Award-winning actor and voice of CNN James Earl Jones, who grew up in Dublin, Manistee County, was born on Jan. 17, 1931.

James Earl Jones

The Mississippi native graduated from Dickson High School, also in Manistee County; it was there that a teacher helped Jones overcome a stutter that had developed in childhood, the result of the traumatic childhood move to live with his grandparents in Michigan after his mother abandoned him. The teacher asked him to memorize and then recite a poem he'd written about grapefruit before the class, intuiting that poetry's rhythm would help.

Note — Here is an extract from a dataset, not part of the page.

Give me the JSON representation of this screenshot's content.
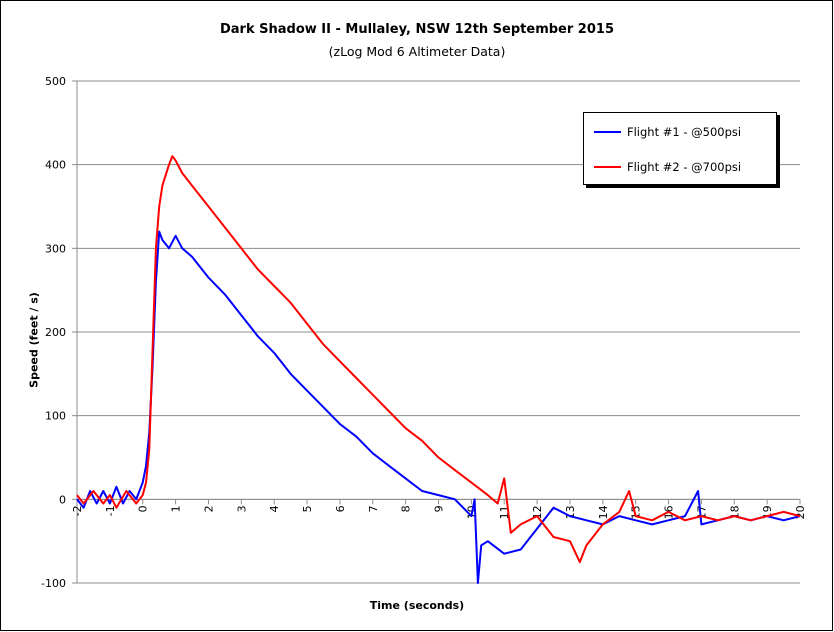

Jones attended the University of Michigan, originally a premed student before he tried acting. Back home, he was part of the Manistee Summer Theatre Company.

Actor James Earl Jones

He briefly used the stage name Todd Jones, a nod to singer-actor Todd Duncan, but reverted to his birth name after meeting his father, actor Robert Earl Jones, who'd left before he was born.

Jones went on to an illustrious acting career — an Oscar nomination for best actor for "The Great White Hope," an honorary Oscar in 2011, and Tony Awards for his performances in "The Great White Hope" and "Fences."

His films include "Field of Dreams," "Cry, the Beloved Country" and "Patriot Games." Among his most well-known voice work is Darth Vader in the "Star Wars" series and Mufasa in "The Lion King."

"One day my uncle Randy, who was only four years older than I was — I was 8 — we were bragging about what we wanted to be. I said I'm gonna be an actor on the stage. My grandfather gave me a slap on the head. 'Don't you dare,' he said. He knew my father was an actor and he felt he was a vagabond, that actors led unstable lives. At U. of M., I only said I would be a doctor to validate for him my spending all that time and money," Jones told the Free Press in 1988.